For a long time we believed international law would save us. We waited for the Hague court to speak, for the UN to act, for governments to stop. But the Court has been challenged rather than enforced, the monuments remain under threat, the rules are invoked more often than they are honoured.

And then we understood: governments are not abstract entities. They are made of people. People who, like us, have eyes to see and ears to listen. People who, like us, choose every day which way to look.

If the war machine keeps grinding down lives, it is not only because governments choose to. It is also because we — citizens, voters, human beings — allow it to happen without real consequences. It is because we have grown used to seeing the other's pain as 'their problem.' It is because the media, too often, has taught us to count the dead in two separate columns: those who count more, and those who count less.

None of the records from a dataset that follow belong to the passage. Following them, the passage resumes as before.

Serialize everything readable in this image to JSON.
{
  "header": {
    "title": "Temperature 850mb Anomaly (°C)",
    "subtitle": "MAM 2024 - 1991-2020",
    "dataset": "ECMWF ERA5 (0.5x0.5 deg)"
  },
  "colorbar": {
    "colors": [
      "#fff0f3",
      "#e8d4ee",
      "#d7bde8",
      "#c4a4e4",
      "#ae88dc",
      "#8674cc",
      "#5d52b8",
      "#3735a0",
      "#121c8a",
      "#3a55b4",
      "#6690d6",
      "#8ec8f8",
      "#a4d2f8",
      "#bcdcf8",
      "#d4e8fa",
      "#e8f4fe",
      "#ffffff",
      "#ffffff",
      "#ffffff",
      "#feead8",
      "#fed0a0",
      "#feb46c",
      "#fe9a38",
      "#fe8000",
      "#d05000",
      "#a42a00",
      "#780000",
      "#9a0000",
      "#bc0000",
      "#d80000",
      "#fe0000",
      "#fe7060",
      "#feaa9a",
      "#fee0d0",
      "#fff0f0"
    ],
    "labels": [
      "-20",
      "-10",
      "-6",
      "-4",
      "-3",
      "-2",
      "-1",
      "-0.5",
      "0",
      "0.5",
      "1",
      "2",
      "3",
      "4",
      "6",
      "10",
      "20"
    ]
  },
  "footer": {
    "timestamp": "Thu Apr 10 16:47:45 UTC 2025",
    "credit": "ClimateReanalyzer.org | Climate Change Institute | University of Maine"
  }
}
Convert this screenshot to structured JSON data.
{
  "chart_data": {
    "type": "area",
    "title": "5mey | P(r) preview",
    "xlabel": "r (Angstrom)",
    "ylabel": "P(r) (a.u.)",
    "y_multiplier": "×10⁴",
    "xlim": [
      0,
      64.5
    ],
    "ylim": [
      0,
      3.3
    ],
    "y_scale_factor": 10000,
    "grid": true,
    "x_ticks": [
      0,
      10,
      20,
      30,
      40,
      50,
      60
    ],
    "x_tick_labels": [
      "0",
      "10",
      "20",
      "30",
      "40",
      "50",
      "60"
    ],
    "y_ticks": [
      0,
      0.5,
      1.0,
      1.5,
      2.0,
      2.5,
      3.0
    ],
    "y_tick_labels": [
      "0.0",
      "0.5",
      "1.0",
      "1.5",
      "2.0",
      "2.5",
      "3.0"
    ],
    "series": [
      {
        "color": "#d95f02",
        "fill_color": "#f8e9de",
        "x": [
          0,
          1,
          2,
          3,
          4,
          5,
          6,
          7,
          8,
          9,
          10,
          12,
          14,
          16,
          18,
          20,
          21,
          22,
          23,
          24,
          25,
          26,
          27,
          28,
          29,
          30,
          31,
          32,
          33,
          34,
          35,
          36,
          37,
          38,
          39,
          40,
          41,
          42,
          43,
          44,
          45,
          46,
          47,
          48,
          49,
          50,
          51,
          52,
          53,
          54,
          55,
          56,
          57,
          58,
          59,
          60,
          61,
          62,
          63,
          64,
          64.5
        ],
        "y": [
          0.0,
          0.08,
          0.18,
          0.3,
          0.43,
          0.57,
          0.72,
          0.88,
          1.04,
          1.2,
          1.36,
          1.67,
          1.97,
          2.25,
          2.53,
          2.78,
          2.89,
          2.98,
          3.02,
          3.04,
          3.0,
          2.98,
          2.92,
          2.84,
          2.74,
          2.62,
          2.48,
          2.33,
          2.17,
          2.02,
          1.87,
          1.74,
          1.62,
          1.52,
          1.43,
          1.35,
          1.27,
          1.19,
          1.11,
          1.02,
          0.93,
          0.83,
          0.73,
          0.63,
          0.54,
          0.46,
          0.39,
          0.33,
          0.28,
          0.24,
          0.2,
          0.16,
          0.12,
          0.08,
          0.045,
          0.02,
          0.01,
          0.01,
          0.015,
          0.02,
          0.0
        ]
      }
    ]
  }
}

But what if one day — all together — we lifted the blindfolds from our eyes?

What if one day a Palestinian looked at the face of a grieving Israeli mother and saw his own mother? What if an Israeli heard the cry of a Palestinian child under the rubble and heard his own son? What if a Lebanese person saw an Israeli soldier moved before a threatened temple and recognised his own grief for Baalbek?

On that day, governments would change. Because governments are made of people who look in the same direction we do. If that direction becomes shared humanity, politics follows. There is no need to wait for leaders to talk to each other: it is enough for the right people on both sides to begin recognising one another.

It will not be a quick process. Prejudices are walls built over generations. But they fall in an instant: when one eye meets another eye and sees a human being.

The jungle advances. But the jungle is made of blind gazes. We can choose to see.

Today I reach out my hand. I am not waiting for governments to sign peace: I am waiting for people — Palestinian, Israeli, Lebanese, from all over the world — to decide that a neighbour's pain weighs as much as their own.

Because future generations will not ask us who won. They will ask: 'You, who had the power to look, why did you choose to turn away?'

«I choose to look. And to reach out my hand. Whose side are you on? The jungle's, or humanity's?»